A: hyaluronan binding blockade ameliorated lymphocytic bronchitis in the naphthalene model. Pep-1-treated mice had significant reduction in peribronchial inflammation (left) compared with scrambled peptide-treated mice (right). B: quantification of inflammatory score. There is no difference in perivascular immune infiltrates by treatment, but pep-1 reduces the peribronchial infiltration score.
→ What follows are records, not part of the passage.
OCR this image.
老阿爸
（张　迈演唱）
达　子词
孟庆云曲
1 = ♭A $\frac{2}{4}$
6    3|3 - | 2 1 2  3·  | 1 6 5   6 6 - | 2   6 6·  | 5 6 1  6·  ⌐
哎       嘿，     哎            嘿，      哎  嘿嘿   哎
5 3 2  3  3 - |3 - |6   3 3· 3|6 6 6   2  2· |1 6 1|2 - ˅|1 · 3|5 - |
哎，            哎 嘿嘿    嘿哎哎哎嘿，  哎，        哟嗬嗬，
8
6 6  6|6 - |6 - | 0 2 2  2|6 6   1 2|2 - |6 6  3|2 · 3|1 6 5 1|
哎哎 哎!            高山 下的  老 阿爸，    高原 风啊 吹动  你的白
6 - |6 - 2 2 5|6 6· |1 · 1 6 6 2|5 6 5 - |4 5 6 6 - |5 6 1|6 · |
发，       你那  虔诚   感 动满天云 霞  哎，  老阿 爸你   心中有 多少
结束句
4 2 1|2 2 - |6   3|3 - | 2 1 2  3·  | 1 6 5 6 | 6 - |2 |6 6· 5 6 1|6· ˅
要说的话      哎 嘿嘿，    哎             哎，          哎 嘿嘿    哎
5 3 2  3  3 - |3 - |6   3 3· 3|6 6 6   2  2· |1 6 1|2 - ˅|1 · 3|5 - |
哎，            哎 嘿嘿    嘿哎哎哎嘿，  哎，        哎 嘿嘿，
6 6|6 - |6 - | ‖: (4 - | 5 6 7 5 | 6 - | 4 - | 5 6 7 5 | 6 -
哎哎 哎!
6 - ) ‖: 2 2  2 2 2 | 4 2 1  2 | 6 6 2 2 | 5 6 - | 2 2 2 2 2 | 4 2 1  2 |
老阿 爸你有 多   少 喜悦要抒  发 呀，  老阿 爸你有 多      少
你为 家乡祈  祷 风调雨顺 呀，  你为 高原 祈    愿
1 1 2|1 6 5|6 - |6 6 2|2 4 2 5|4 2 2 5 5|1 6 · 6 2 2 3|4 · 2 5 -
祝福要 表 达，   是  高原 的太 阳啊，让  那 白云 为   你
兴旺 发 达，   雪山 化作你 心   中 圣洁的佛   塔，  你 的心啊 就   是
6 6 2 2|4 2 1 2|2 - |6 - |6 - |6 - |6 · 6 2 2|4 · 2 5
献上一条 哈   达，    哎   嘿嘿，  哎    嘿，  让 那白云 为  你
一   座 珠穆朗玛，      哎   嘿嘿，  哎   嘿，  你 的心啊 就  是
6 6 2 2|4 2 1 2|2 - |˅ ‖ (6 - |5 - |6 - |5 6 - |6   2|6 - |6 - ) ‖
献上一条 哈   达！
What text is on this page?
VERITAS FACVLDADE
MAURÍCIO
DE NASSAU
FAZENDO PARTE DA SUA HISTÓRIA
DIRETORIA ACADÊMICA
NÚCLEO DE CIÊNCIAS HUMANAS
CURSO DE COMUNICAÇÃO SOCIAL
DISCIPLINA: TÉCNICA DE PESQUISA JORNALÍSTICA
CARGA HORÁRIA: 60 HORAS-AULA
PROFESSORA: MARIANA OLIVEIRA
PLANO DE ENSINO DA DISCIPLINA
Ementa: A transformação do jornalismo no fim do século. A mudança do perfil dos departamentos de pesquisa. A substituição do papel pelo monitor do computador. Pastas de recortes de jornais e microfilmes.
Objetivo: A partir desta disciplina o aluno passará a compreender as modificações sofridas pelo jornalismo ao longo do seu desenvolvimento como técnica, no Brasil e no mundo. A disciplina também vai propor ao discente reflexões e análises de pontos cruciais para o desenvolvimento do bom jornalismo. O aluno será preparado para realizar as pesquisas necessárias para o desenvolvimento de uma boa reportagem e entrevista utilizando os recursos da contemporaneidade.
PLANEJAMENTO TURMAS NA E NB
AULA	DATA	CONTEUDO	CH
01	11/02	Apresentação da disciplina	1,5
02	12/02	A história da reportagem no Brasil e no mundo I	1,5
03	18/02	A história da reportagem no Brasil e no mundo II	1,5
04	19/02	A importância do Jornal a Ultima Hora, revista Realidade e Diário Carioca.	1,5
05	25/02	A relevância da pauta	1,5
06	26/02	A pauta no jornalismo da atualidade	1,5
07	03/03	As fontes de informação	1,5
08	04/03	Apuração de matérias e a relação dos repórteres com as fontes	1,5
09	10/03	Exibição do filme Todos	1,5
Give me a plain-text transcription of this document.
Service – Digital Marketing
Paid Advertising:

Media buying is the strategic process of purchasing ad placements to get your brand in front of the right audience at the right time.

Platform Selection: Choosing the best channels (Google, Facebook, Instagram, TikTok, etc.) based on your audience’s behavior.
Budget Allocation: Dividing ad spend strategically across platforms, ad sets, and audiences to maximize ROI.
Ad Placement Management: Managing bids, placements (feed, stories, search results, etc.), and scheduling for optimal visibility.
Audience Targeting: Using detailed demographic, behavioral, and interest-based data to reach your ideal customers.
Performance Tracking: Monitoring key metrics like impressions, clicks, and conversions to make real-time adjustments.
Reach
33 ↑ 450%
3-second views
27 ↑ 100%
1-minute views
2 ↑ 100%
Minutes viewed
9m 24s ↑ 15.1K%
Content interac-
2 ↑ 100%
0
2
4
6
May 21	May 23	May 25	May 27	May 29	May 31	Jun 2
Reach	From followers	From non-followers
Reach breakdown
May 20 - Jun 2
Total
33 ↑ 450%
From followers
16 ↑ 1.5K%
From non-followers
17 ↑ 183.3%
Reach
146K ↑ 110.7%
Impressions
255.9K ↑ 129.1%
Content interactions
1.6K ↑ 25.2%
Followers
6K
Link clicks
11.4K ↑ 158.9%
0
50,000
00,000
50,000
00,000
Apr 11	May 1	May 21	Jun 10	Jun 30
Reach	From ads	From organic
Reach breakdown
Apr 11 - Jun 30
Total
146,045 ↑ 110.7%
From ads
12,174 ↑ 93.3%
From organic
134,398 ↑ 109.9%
N = 6–8/group.

Fig. 7.

A: evidence for ER stress in an airway that is affected by bronchiolitis obliterans. The immunofluorescent staining depicts the boxed-in area of the airway highlighted in Masson-Trichrome staining. B: quantification of ER stress in bronchiolitis obliterans-afflicted airways. A: some airways demonstrate almost continuous positive staining for CHOP (top left, in red). Other airways show skip-pattern lesions (top right). Negative control (rejected transplant lung) shows no staining (bottom left). Magnification: ×40. Quantification shows a significant difference in CHOP/ATF6-positive staining (bottom right). N = 4–6/group. C: consecutive sections of a scarified airway (Masson-trichrome and hematoxylin-eosin, top) stain strongly positive for hyaluronan (bottom left, brown) and IαI (bottom right, orange) in the subepithelial area and scar tissue. Magnification: ×10.